ヴィーガン人口の正確な統計はわからないが、増加が著しい国のひとつがイギリス。なにしろ世界で初めてビーガンの協会が設立された国だ。筆者がコロナ・パンデミック直前の2020年2月末、久しぶりにイギリスに出かけたとき、レストランでは当たり前のようにヴィーガン・メニューが用意されていた。英国名物のフィッシュ&チップスは、豆腐を白身魚に見立てて揚げるのだとか。あえてトライはしなかったけれど…、閑話休題。

こうしたヴィーガンの増加に、いち早く対応したのがランドローバーだった。2017年発表のレンジローバー『ヴェラール』は最上級グレードで、革シートとファブリックシートを選べるようにした。それ以後、ジャガー・ランドローバーはレザーフリー・インテリアの採用車種を拡大している。

もうひとつ牛革への逆風になっているのが、地球温暖化に対する人々の意識の高まりだ。世界の温室効果ガスの排出量のうち、畜産業は14%を占める。なかでも牛肉は豚肉の4倍。牛は反芻にともなうゲップで、CO2より温室効果がはるかに高いメタンガスを大量に排出してしまう。

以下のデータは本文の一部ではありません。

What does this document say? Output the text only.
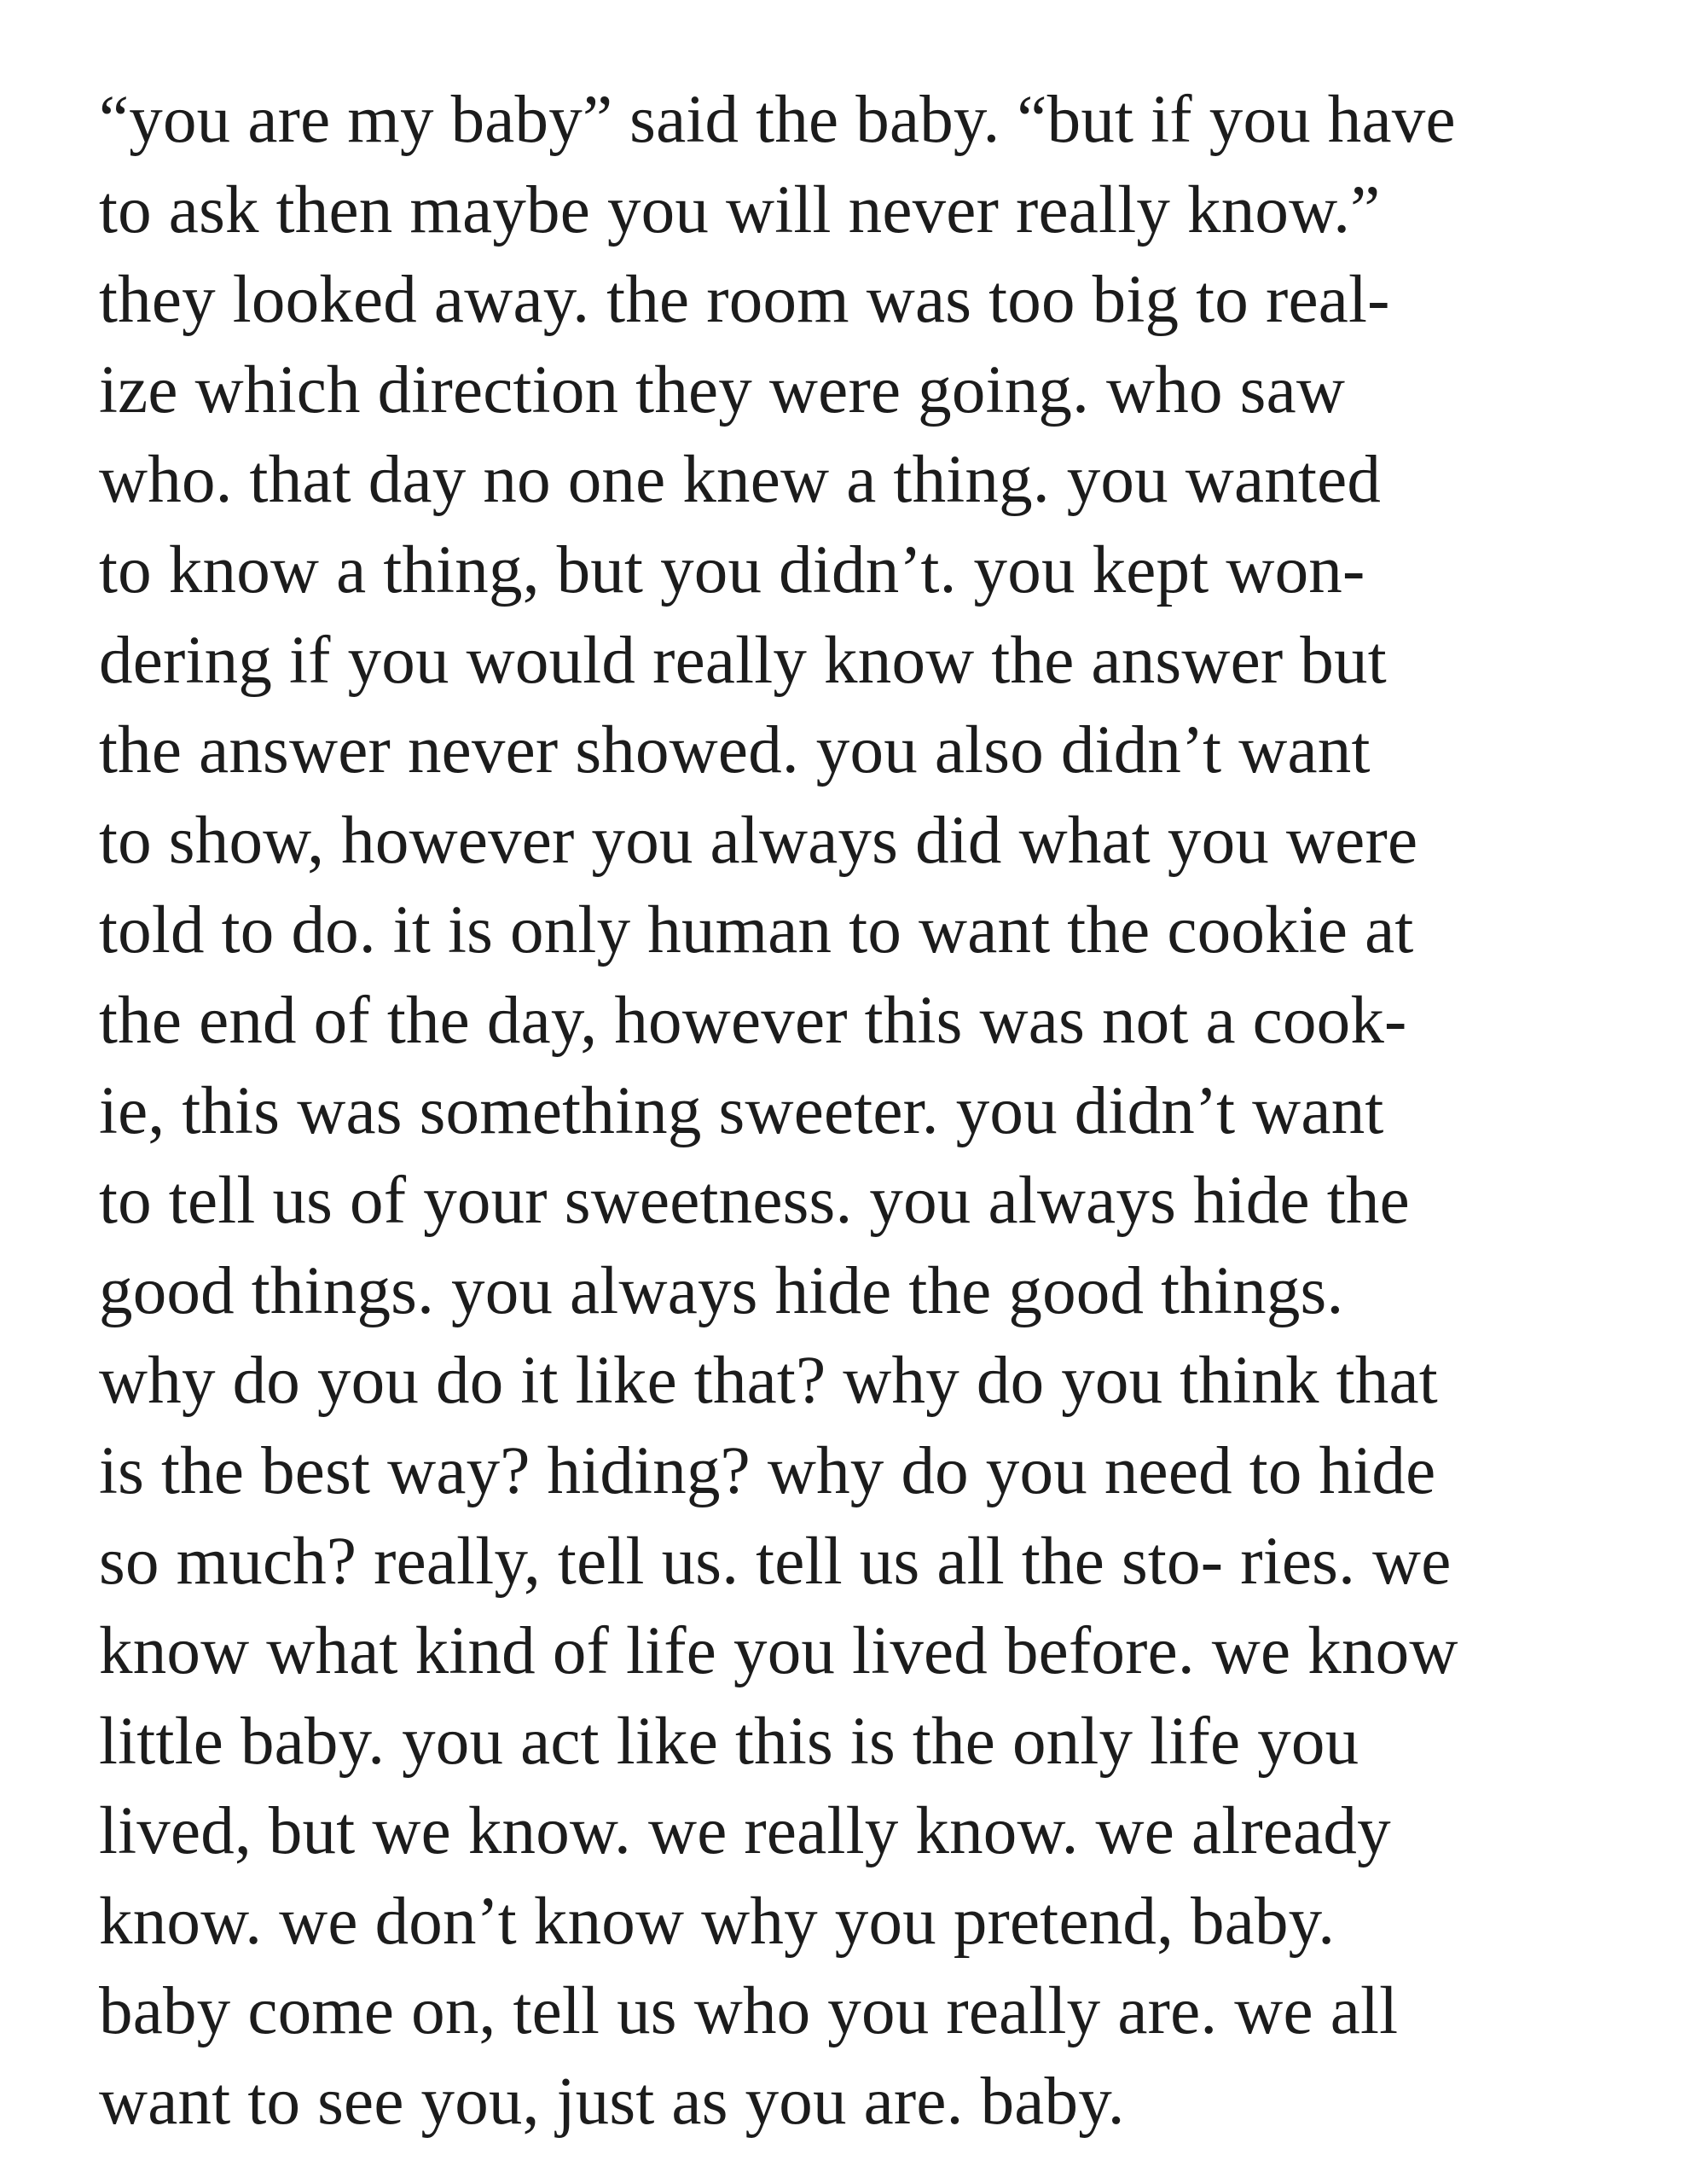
“you are my baby” said the baby. “but if you have
to ask then maybe you will never really know.”
they looked away. the room was too big to real-
ize which direction they were going. who saw
who. that day no one knew a thing. you wanted
to know a thing, but you didn’t. you kept won-
dering if you would really know the answer but
the answer never showed. you also didn’t want
to show, however you always did what you were
told to do. it is only human to want the cookie at
the end of the day, however this was not a cook-
ie, this was something sweeter. you didn’t want
to tell us of your sweetness. you always hide the
good things. you always hide the good things.
why do you do it like that? why do you think that
is the best way? hiding? why do you need to hide
so much? really, tell us. tell us all the sto- ries. we
know what kind of life you lived before. we know
little baby. you act like this is the only life you
lived, but we know. we really know. we already
know. we don’t know why you pretend, baby.
baby come on, tell us who you really are. we all
want to see you, just as you are. baby.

しかも牛の飼育には大量の餌が必要だ。牛肉1kgを生産するのに必要な飼料は、とうもろこし換算で11kgと、豚肉の2倍近い。そうした穀物を育てるために森林が伐採され、温暖化に拍車をかけているとの指摘もある。

大手ハンバーガー・チェーンが“大豆ミート”のバーガーをメニューに加えているのは、ベジタリアンやヴィーガンの増加に加え、温暖化問題があるからだ。こうした身近な変化をきっかけに「牛肉離れ」が広まれば、「牛革は牛肉の副産物」という言い訳も通じにくくなるだろう。革シートへの逆風は強くなるばかりだ。

合成皮革/人工皮革の台頭
インテリアに高級感・上質感をもたらすのは、もちろん本革だけではない。革に代わる合成皮革や人工皮革は、すでにさまざまなものが量産化されている。

最も一般的な合成皮革は織物または編物のベース(基布)にPVC=塩化ビニールを塗布した塩ビ・レザーだ。しかしこれは本革の質感や触感を再現するには限度があるので、PVCの代わりにウレタンを使ったり、基布を不織布にするなどの改良が積み重ねられてきた。

ちなみに基布に超極細繊維の不織布を使い、動物の皮下組織のような柔軟性を再現したものを日本では「人工皮革」と定義している。合成皮革と人工皮革を区別するのは日本だけ。英語ではどちらもsynthetic leatherとかleatherette(レザレット)と呼ばれる。

お馴染みのアルカンターラ/ウルトラスエードは、ポリエステルの超極細繊維を立体的に絡み合わせてスエード(牛革の裏面を毛羽立たせたもの)の質感を再現した人工皮革だ。レザーワーキンググループに加盟したBMWも革だけでなく、車種やグレードによりアルカンターラやレザレットのSensaTecを選べるようにしている。さらに、サボテンの繊維を原料とするDeserttexという新たなレザレットを開発中だ。

従来の合成皮革/人工皮革は基本的に石油由来の原料を使っている。温暖化対策で石油依存を減らすとなれば、Deserttexのように植物由来の原料を使うか、PETボトルなどからリサイクルしたポリエステルを再利用することになるだろう。

DNAとサステイナビリティの狭間で
人類は何万年も前から動物の皮を、衣服として暮らしに活かしてきた。それがDNAに刷り込まれているから、人々は革の風合いを尊ぶ。

その風合いは今や本革だけのものではなく、技術進化のおかげで、本革と見分けのつかない質感を持つ人工皮革も増えつつある。しかし“本物”が欲しい人は常に原点に立ち返るはずで、本革にこだわる需要は今後もなくならないだろう。

そうしたユーザーがいる限り、レザーワーキンググループのような国際機関に加盟し、サステイナビリティのお墨付きを得るのは自動車メーカーにとって当然の策だ。

その一方、ヴィーガンの増大や温暖化に対する意識で「牛肉離れ」が広がるとすれば、自動車メーカーは本革を減らさざるをえない。合成皮革/人工皮革を進化させ、原料段階から石油依存を脱してサステイナビリティをさらに高めていかなくてはいけない。

DNAの刷り込みは確かにあるはずだが、人々の意識の変化はそれを覆す勢いを見せているようにも思える。この狭間で自動車メーカーはユーザーニーズに応えようと模索しているわけだが、「100年に一度の改革」が問われる自動車業界だ。内燃機関車がクルマの主役でなくなるにつれ、私たちのDNAに刷り込まれていた価値観が薄れて、クルマのインテリアから革が消えていくことになるのかもしれない。